Microsoft SQL Connector not able to connect

sebaV_20 · July 11, 2024, 12:49pm

Hello,

So Basically what the title says. I´m trying to create a native connector for an Azure deployed Microsoft SQL Database and i´m not being able to connect to the db. All this in the Connectors tab.

I have this connected to logstash by i´m trying to migrate what i do in logstash to a connector (To avoid deploying logstash), so i know the db and the connection should work.

The only feedback that i get from Elastic is:

Connector error

Can't connect to Microsoft SQL on hostname.database.windows.net

I don´t know if i may be missing some type of data when creating the connector or what could it be since i don´t get any more info.

This is how i have the data:

Host
hostname.database.windows.net

Port
1433

Username
Username@hostname

Password
password

Database
hostname/databaseName (Already tried this with just the hostname, and just the db name)

Comma-separated list of tables
*

Schema
dbo

Enable SSL
true (Already tried with this off)

Validate host
true

Feel free to ask any questions in order to understand a little bit more.
Thanks!

Artem_Shelkovnikov · July 11, 2024, 2:38pm

Hey sebaV_20,

I don't see anything bad in your configuration.

Just to check - do you have a firewall on the MSSQL side? Are you able to connect with these credentials from your host?

Additionally, you can check the logs of your cloud deployment to see if any additional errors are reported by the connectors service.

sebaV_20 · July 11, 2024, 6:19pm

Hey Artem,

Thanks for the quick answer.

I am able to connect with those credentials, even the logstash pipe that i have locally deployed in a Docker Container is working fine.

It could be, as you point out, the firewall of the Server. I set some rules using the ip´s that i got from Dev Tools using the GET /_cat/nodes?v call.

But i´m not sure if those are the ones that the elastic connector uses to connect to the Azure Db on Server.

From the Elastic Logs and metrics from the monitoring section in deployment, i have no logs refering to this issue. (I guess elastic is not getting info about it)

Artem_Shelkovnikov · July 12, 2024, 12:02pm

You can check your cloud deployment settings and get Enterprise Search hostname from it - this host will be used to access your MSSQL server.

Additionally, have you checked logs in MSSQL server - do you have any records there about the connector attempting to connect to it?

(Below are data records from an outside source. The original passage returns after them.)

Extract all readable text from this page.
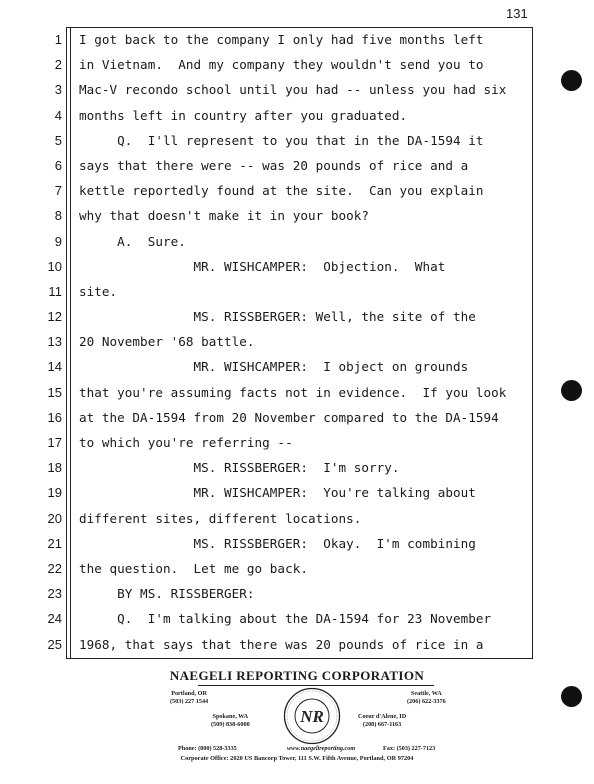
131
1 I got back to the company I only had five months left
2 in Vietnam.  And my company they wouldn't send you to
3 Mac-V recondo school until you had -- unless you had six
4 months left in country after you graduated.
5 Q.  I'll represent to you that in the DA-1594 it
6 says that there were -- was 20 pounds of rice and a
7 kettle reportedly found at the site.  Can you explain
8 why that doesn't make it in your book?
9 A.  Sure.
10 MR. WISHCAMPER:  Objection.  What
11 site.
12 MS. RISSBERGER: Well, the site of the
13 20 November '68 battle.
14 MR. WISHCAMPER:  I object on grounds
15 that you're assuming facts not in evidence.  If you look
16 at the DA-1594 from 20 November compared to the DA-1594
17 to which you're referring --
18 MS. RISSBERGER:  I'm sorry.
19 MR. WISHCAMPER:  You're talking about
20 different sites, different locations.
21 MS. RISSBERGER:  Okay.  I'm combining
22 the question.  Let me go back.
23 BY MS. RISSBERGER:
24 Q.  I'm talking about the DA-1594 for 23 November
25 1968, that says that there was 20 pounds of rice in a
NAEGELI REPORTING CORPORATION
Portland, OR
(503) 227 1544
Seattle, WA
(206) 622-3376
Spokane, WA
(509) 838-6000
Coeur d'Alene, ID
(208) 667-1163
NR
Phone: (800) 528-3335	www.naegelireporting.com	Fax: (503) 227-7123
Corporate Office: 2020 US Bancorp Tower, 111 S.W. Fifth Avenue, Portland, OR 97204
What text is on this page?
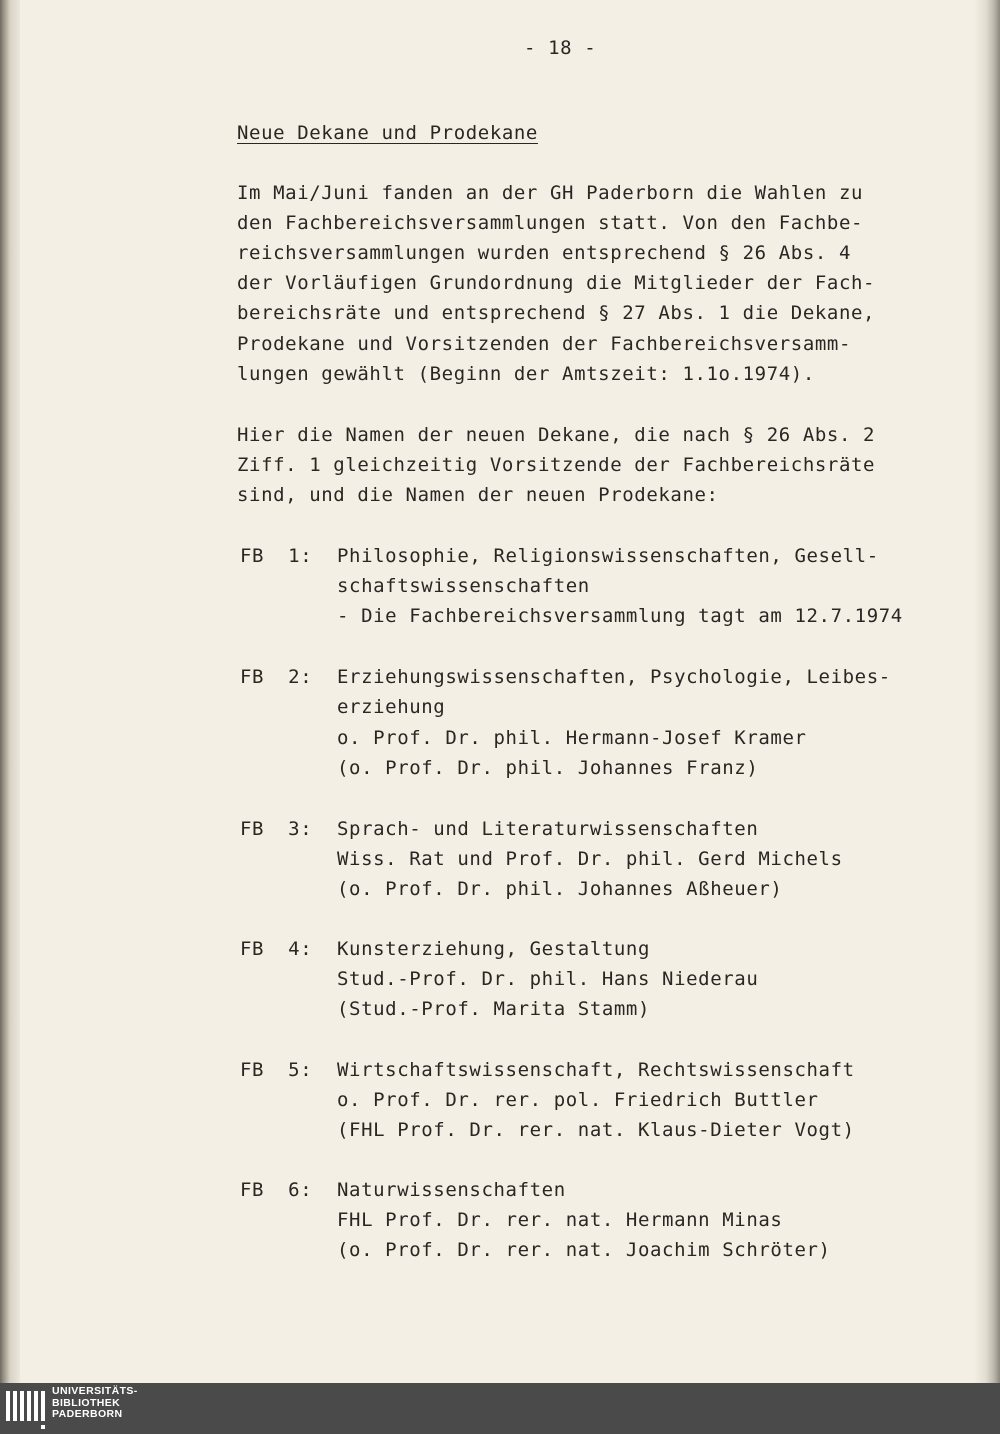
- 18 -
Neue Dekane und Prodekane
Im Mai/Juni fanden an der GH Paderborn die Wahlen zu
den Fachbereichsversammlungen statt. Von den Fachbe-
reichsversammlungen wurden entsprechend § 26 Abs. 4
der Vorläufigen Grundordnung die Mitglieder der Fach-
bereichsräte und entsprechend § 27 Abs. 1 die Dekane,
Prodekane und Vorsitzenden der Fachbereichsversamm-
lungen gewählt (Beginn der Amtszeit: 1.1o.1974).
Hier die Namen der neuen Dekane, die nach § 26 Abs. 2
Ziff. 1 gleichzeitig Vorsitzende der Fachbereichsräte
sind, und die Namen der neuen Prodekane:
FB  1: Philosophie, Religionswissenschaften, Gesell-
schaftswissenschaften
- Die Fachbereichsversammlung tagt am 12.7.1974
FB  2: Erziehungswissenschaften, Psychologie, Leibes-
erziehung
o. Prof. Dr. phil. Hermann-Josef Kramer
(o. Prof. Dr. phil. Johannes Franz)
FB  3: Sprach- und Literaturwissenschaften
Wiss. Rat und Prof. Dr. phil. Gerd Michels
(o. Prof. Dr. phil. Johannes Aßheuer)
FB  4: Kunsterziehung, Gestaltung
Stud.-Prof. Dr. phil. Hans Niederau
(Stud.-Prof. Marita Stamm)
FB  5: Wirtschaftswissenschaft, Rechtswissenschaft
o. Prof. Dr. rer. pol. Friedrich Buttler
(FHL Prof. Dr. rer. nat. Klaus-Dieter Vogt)
FB  6: Naturwissenschaften
FHL Prof. Dr. rer. nat. Hermann Minas
(o. Prof. Dr. rer. nat. Joachim Schröter)
UNIVERSITÄTS-
BIBLIOTHEK
PADERBORN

sebaV_20 · July 12, 2024, 1:09pm

Will check on that host name, thanks.

And yes, i have checked the logs in MSSQL server, i have no records even of a denied access.
To check if the logs are working as expected, i tried, connecting from an ip that wasn´t on my rules, and it logged correctly the failed attempt. So i´m thinking the issue could actually be in the Host i´m giving the connector to reach the server, maybe this: hostname.database.windows.net is missing something?

I tried typing whatever on the Host just to check if the Error would change and it is still the same, so no help from the exception message there to know if it is actually reaching the server.

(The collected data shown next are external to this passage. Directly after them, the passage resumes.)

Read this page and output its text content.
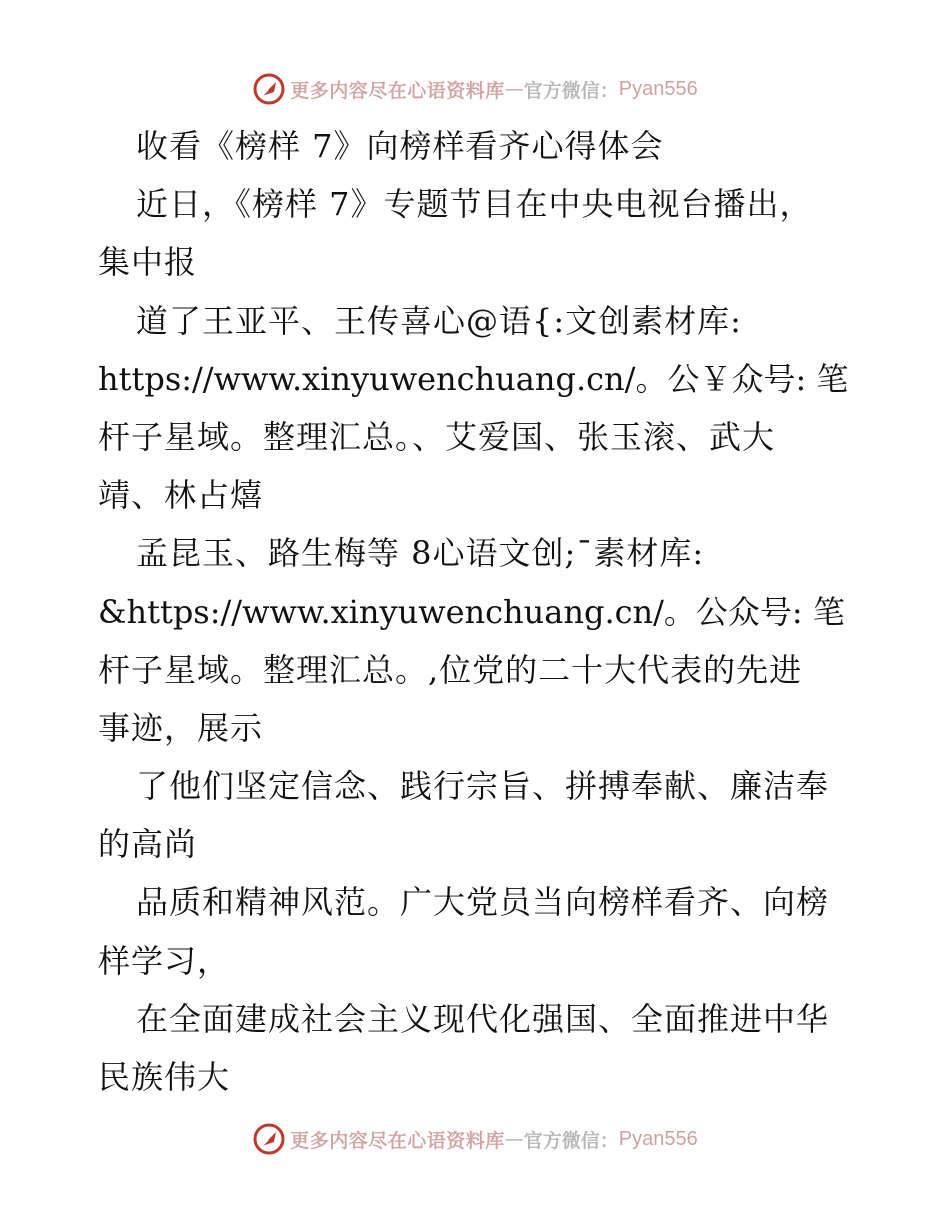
更多内容尽在心语资料库 — 官方微信： Pyan556
收看《榜样 7》向榜样看齐心得体会
近日，《榜样 7》专题节目在中央电视台播出，
集中报
道了王亚平、王传喜心@语{:文创素材库:
https://www.xinyuwenchuang.cn/。公￥众号: 笔
杆子星域。整理汇总。、艾爱国、张玉滚、武大
靖、林占熺
孟昆玉、路生梅等 8心语文创;¯素材库:
&https://www.xinyuwenchuang.cn/。公众号: 笔
杆子星域。整理汇总。,位党的二十大代表的先进
事迹，展示
了他们坚定信念、践行宗旨、拼搏奉献、廉洁奉
的高尚
品质和精神风范。广大党员当向榜样看齐、向榜
样学习，
在全面建成社会主义现代化强国、全面推进中华
民族伟大
更多内容尽在心语资料库 — 官方微信： Pyan556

Thanks again for taking the time to answer !

Artem_Shelkovnikov · July 12, 2024, 3:16pm

Okay it's good to know that connectors were unable to reach out to your deployment.

hostname.database.windows.net should be fine as an option.

Do you have traffic filters enabled in you cloud deployment?

Additionally, an easy way to do some good troubleshooting is to pull the connectors repository to a unix machine that has access to the MSSQL instance and try to repeat the steps that you've done while setting service.log_level: DEBUG.

If you have such setup, you can edit connector code to have more logs or try to change the connection settings. I can help you with that too, if nothing works.

sebaV_20 · July 17, 2024, 11:47am

I was finally able to connect it !

After i was able to check the logs correctly i found out it was basically a combination of an SSL issue with some other stuff with the credentials of the db.

Thank you very much for your help

Artem_Shelkovnikov · July 17, 2024, 2:16pm

Happy to hear you were able to connect!

How did you figure this out? Have there been anything in the process that could have helped you understand it faster from the connector side?

sebaV_20 · July 24, 2024, 4:32pm

It was a combination between elastic own internal support tickets and finally understood how to take a good look at the logs of monitoring.
Once the monitoring worked good, it helped me with the things related to other fields, and elastic support helped with the ssl, giving instructions on how to obtain actually what was needed.